The Grace of Kings, in detail
The Grace of Kings is the first volume of Ken Liu's Dandelion Dynasty, an epic fantasy set in an archipelago empire that maps broadly onto the fall of the Qin dynasty and the rise of the Han. Two men drive the story: Kuni Garu, a charismatic and cunning commoner who rises through charm and improvisation; and Mata Zyndu, a giant of a man who believes he is the last champion of a fallen noble house. They meet as rebels against the empire, become close friends and co-conspirators, and then — inevitably, historically — become adversaries as the post-imperial order refuses to accommodate both of them.
The book's central question is not who will win, but what kind of world is actually possible. Liu is interested in competing visions of governance, legitimacy, and change. The gods in this world are actively involved in human affairs — placing their bets on different human leaders — and their arguments among themselves mirror the philosophical disagreements between Kuni and Mata about what justice requires. The "silkpunk" aesthetic (silk-based technology, kite-powered airships, bio-engineered animals, classical engineering) is specific and evocative without becoming the focus.
Liu's style is influenced by classical Chinese narrative — the wide view, the multiple protagonists, the willingness to kill characters the reader has invested in and then move on. Chapters can span years; the novel covers decades. Liu has called the style "silkpunk epic fantasy," but the structural debt is to epics like the Romance of the Three Kingdoms rather than to Tolkien or George R.R. Martin. This is a different kind of long fantasy novel: less focused on intimate interiority, more interested in how history grinds.

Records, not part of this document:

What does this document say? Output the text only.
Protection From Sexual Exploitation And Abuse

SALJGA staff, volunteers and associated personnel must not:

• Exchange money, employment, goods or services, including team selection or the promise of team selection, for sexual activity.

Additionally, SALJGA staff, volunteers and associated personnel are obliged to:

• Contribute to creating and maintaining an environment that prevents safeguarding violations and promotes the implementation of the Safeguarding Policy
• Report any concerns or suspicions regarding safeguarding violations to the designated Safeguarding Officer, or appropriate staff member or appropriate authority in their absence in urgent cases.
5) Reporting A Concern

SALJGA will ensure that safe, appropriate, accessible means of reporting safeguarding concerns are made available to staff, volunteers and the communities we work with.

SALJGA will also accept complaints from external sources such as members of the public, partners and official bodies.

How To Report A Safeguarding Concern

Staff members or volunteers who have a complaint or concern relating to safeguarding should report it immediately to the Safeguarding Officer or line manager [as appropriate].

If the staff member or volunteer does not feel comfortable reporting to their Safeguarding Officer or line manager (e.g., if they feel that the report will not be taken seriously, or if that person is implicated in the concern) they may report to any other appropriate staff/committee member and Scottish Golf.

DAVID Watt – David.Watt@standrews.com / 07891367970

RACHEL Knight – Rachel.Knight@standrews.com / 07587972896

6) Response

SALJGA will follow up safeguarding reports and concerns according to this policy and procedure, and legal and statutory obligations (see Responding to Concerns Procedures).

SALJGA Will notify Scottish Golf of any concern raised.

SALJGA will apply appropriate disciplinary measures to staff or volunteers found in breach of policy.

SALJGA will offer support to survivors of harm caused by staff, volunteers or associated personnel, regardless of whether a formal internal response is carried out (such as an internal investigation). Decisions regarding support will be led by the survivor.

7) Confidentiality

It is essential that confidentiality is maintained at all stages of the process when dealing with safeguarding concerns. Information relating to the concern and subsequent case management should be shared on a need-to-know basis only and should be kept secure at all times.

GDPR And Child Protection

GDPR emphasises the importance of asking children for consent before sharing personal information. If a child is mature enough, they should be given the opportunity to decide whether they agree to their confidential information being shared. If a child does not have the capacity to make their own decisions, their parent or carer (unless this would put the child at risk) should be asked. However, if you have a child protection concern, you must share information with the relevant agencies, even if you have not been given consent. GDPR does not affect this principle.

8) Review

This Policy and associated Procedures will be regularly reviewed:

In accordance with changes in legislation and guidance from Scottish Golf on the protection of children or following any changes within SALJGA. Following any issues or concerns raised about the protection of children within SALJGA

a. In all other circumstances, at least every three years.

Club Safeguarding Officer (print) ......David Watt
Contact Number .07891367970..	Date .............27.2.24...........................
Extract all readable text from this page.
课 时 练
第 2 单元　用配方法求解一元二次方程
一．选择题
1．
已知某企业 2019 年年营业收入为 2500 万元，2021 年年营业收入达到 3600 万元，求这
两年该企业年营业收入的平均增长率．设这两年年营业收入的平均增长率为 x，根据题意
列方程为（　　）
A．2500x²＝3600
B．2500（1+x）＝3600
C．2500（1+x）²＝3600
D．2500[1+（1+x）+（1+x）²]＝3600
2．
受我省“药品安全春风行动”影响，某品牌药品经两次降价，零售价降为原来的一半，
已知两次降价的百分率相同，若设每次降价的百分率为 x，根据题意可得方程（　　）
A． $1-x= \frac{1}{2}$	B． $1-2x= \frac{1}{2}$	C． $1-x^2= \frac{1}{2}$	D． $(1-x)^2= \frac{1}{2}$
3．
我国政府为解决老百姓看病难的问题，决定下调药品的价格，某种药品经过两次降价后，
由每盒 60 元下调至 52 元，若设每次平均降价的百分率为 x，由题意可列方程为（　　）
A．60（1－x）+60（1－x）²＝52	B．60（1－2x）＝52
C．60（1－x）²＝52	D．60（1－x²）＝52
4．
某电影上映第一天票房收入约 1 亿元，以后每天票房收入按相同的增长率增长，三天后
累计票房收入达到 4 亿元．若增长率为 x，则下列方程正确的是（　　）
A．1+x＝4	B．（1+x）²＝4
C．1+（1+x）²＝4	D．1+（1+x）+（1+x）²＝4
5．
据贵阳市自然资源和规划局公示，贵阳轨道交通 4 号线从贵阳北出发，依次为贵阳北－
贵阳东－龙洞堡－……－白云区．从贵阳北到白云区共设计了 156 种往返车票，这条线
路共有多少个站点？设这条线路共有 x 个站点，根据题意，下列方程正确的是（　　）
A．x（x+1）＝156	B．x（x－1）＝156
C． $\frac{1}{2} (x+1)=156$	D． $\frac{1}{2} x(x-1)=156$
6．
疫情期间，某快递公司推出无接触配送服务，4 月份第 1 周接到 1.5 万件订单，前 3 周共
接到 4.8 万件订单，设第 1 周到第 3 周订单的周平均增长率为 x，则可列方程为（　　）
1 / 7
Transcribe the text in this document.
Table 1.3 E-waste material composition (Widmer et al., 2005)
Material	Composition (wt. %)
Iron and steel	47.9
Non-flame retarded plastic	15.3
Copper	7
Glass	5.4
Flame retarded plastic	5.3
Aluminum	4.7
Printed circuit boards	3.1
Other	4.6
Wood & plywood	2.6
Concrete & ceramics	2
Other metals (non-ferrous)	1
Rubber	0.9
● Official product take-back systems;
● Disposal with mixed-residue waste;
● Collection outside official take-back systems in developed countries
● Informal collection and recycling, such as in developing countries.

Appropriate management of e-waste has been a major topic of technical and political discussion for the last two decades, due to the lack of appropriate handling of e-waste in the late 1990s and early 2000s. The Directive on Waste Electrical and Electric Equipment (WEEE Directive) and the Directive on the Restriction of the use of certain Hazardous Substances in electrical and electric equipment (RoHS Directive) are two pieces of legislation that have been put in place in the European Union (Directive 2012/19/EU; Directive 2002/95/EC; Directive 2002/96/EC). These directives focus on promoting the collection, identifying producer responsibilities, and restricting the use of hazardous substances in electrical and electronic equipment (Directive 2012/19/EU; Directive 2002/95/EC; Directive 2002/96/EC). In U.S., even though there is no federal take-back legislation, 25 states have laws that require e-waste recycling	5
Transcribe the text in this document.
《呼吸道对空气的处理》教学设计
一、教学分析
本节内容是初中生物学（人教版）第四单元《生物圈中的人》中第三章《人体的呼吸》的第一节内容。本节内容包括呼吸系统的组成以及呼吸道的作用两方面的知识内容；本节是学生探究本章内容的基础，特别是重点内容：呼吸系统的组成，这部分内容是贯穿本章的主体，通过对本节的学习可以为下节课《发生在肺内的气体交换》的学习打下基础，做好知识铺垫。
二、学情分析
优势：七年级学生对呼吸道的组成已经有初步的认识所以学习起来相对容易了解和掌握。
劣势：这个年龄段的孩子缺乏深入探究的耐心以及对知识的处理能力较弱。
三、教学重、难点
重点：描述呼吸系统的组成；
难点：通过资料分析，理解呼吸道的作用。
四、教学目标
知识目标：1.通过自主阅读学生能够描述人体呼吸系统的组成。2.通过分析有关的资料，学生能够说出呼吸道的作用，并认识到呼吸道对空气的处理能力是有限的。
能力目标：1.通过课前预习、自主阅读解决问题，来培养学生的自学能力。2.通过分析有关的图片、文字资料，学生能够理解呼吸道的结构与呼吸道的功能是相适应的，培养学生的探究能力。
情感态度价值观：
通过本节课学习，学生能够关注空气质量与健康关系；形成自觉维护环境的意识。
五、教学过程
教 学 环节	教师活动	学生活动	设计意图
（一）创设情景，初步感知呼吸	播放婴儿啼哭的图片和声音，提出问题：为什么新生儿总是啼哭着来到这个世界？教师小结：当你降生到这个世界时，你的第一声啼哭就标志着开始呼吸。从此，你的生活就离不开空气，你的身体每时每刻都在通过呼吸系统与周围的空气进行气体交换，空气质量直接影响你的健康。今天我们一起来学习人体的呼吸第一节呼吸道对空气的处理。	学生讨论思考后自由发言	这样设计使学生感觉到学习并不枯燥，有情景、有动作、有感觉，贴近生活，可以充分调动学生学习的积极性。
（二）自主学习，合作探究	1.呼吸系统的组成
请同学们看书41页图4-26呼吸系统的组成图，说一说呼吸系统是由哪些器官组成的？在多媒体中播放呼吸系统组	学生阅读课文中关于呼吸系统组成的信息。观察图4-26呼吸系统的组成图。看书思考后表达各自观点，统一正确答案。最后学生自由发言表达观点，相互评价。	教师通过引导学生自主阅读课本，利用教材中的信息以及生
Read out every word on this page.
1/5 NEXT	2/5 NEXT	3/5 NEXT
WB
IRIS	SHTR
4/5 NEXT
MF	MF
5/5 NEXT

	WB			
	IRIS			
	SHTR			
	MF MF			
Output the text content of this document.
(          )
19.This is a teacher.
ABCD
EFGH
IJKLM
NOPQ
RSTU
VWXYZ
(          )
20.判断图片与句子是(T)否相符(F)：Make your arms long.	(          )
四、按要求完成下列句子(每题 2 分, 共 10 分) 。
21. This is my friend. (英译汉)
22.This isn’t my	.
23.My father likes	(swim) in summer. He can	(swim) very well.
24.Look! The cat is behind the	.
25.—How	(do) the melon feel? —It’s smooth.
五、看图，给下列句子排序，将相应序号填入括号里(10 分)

Readers expecting the pace and texture of Western epic fantasy will need to adjust. The Grace of Kings rewards patience, attention to the political and philosophical arguments underneath the action, and a willingness to mourn characters who don't survive to the end of their chapters. Readers who enjoy historical fiction with scope — the sweep of empires, the accident of who rises and falls — will find this among the most ambitious fantasy novels of the past decade.
The big ideas
- 1.
The Kuni-Mata relationship is the emotional core: two men whose visions of justice are incompatible, and who cannot sustain their friendship across that gap.
- 2.
Liu's gods are political actors who argue about governance and legitimacy — their interventions are less divine providence than cosmic lobbying.
- 3.
The silkpunk aesthetic grounds the world in a specific cultural imagination (classical East Asian engineering and aesthetics) rather than the default Western medieval fantasy.